Augustine argues that freedom can be understood in many different senses. The three categories in which he places these different senses of freedom are physical, metaphysical, and autonomous. Physical freedom “involves the absent of restraints.” In other words, physical freedom is the freedom which allows the subject to act with nothing to hinder his actions. On the other hand, metaphysical freedom is “the freedom to choose in a way that is not determined by anything outside my control.” The third type of freedom is autonomy. Williams point out that for Augustine freedom of autonomy is the freedom that the subject has over himself without someone directing him to act as such; it is the freedom perceived as “I am my own boss.” These three understandings of freedom together make up the synthesized understanding of freedom when we approach the will. It should also be noted that this is the understanding and definition of freedom which is considered when freedom is mentioned in the rest of this reflection and its series.

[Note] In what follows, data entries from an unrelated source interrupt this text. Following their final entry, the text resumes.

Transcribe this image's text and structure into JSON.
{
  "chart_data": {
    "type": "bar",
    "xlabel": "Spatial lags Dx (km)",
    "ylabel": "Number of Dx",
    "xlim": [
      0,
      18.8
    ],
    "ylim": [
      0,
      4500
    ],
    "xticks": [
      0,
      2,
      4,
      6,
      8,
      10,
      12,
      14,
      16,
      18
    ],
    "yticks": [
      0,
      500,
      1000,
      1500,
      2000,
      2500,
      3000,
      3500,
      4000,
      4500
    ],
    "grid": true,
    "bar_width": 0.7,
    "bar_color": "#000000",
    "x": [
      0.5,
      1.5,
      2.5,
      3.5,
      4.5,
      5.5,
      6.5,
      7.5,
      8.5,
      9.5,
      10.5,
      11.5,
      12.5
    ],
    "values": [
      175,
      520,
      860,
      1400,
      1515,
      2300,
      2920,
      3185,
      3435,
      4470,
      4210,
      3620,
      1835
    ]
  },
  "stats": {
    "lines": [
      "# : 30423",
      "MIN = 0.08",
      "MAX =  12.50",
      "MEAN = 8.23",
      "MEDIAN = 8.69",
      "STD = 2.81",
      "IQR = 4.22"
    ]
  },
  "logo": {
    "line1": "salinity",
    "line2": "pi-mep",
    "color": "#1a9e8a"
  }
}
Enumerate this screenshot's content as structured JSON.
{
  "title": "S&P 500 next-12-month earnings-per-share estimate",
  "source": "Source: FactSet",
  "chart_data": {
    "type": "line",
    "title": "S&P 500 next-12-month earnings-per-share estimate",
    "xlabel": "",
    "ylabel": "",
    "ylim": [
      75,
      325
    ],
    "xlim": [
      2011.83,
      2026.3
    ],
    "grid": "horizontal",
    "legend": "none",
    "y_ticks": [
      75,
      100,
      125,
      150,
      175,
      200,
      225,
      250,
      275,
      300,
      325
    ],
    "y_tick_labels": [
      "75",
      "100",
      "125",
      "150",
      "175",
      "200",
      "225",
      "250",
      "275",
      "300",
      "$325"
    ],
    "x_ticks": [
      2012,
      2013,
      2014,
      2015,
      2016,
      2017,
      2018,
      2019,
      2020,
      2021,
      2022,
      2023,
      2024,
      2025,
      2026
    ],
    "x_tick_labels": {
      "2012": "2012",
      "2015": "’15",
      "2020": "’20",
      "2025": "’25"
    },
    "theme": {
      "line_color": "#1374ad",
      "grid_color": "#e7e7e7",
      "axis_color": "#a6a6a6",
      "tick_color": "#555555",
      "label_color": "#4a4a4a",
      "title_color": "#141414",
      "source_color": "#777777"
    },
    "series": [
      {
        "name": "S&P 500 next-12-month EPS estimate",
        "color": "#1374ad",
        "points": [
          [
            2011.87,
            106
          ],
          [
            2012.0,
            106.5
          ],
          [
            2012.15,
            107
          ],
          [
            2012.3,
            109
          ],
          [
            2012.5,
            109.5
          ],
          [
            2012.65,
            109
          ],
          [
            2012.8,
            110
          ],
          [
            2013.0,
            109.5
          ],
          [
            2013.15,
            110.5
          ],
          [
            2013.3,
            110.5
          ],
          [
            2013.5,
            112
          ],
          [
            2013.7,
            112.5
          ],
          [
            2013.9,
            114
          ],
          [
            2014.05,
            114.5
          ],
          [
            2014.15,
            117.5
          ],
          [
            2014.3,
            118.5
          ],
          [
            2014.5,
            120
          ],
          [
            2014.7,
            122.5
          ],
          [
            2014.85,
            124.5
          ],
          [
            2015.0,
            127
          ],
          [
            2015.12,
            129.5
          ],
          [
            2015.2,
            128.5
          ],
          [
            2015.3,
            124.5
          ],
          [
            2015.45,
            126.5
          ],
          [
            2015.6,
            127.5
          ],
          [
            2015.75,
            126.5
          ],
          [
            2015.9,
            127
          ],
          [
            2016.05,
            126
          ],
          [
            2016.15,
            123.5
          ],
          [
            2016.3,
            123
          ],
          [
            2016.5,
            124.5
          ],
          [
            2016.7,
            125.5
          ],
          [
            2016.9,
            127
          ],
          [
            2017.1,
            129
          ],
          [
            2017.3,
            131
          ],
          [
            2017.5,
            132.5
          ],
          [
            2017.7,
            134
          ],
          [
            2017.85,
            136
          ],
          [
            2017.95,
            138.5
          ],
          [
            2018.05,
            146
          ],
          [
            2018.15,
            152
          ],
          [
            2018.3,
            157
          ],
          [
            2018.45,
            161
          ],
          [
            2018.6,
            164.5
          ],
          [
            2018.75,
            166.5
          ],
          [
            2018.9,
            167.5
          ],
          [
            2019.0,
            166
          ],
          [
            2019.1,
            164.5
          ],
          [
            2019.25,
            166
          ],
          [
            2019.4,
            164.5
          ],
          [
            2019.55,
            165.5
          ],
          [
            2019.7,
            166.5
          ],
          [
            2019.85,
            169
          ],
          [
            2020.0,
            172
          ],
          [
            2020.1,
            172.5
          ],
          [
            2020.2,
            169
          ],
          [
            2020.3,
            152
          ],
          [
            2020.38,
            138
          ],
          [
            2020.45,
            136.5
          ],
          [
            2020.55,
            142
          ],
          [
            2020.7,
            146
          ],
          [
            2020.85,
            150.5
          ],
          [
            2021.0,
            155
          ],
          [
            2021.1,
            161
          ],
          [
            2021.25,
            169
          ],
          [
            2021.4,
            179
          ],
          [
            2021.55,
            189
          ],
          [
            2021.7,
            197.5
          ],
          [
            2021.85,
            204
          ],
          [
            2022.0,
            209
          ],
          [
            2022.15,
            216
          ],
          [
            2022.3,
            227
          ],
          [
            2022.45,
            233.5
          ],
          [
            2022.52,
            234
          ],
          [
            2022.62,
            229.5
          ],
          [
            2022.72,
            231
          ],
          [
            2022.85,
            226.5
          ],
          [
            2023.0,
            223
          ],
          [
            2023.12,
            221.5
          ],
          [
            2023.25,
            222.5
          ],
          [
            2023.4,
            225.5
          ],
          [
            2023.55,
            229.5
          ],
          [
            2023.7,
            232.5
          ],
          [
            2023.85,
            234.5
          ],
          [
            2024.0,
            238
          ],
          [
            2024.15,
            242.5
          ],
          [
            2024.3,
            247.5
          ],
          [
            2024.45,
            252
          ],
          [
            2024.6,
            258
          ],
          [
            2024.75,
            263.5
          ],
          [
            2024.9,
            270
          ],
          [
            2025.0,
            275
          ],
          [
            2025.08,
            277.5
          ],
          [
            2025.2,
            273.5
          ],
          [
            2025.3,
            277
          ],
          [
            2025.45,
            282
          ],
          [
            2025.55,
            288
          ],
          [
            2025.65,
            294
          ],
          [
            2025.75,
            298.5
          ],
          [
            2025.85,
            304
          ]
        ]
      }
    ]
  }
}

With regards to the will, Aquinas defines it as a rational appetite and therefore requires reason for its operation. Aquinas notes that the will is moved by both the rational agent and also God. Natural things have natural tendencies which are moved without judgment, e.g. a rock always moves downward. Yet there are also things which act with judgment but also necessitated by a natural tendency, e.g., a deer will run as soon as it sees a tiger. There is a third type of action which is free of natural necessities and uses judgment of the intellect; this is what Aquinas calls the will. He argues that the will, because it is a power belonging to the rational appetite caused by God, is caused therefore by Him. Concomitantly, the will can also be argued as being caused by God because of its teleological tendency towards the Good as instilled by God.
 Augustine (Williams) XI
 Summa Theologiae, II, 2, 6, a2, rep. obj. 1
 Summa Theologiae, II, 1, 9, a6, Corpus; note, however, that the will is caused by God does not mean that He is its immediate mover.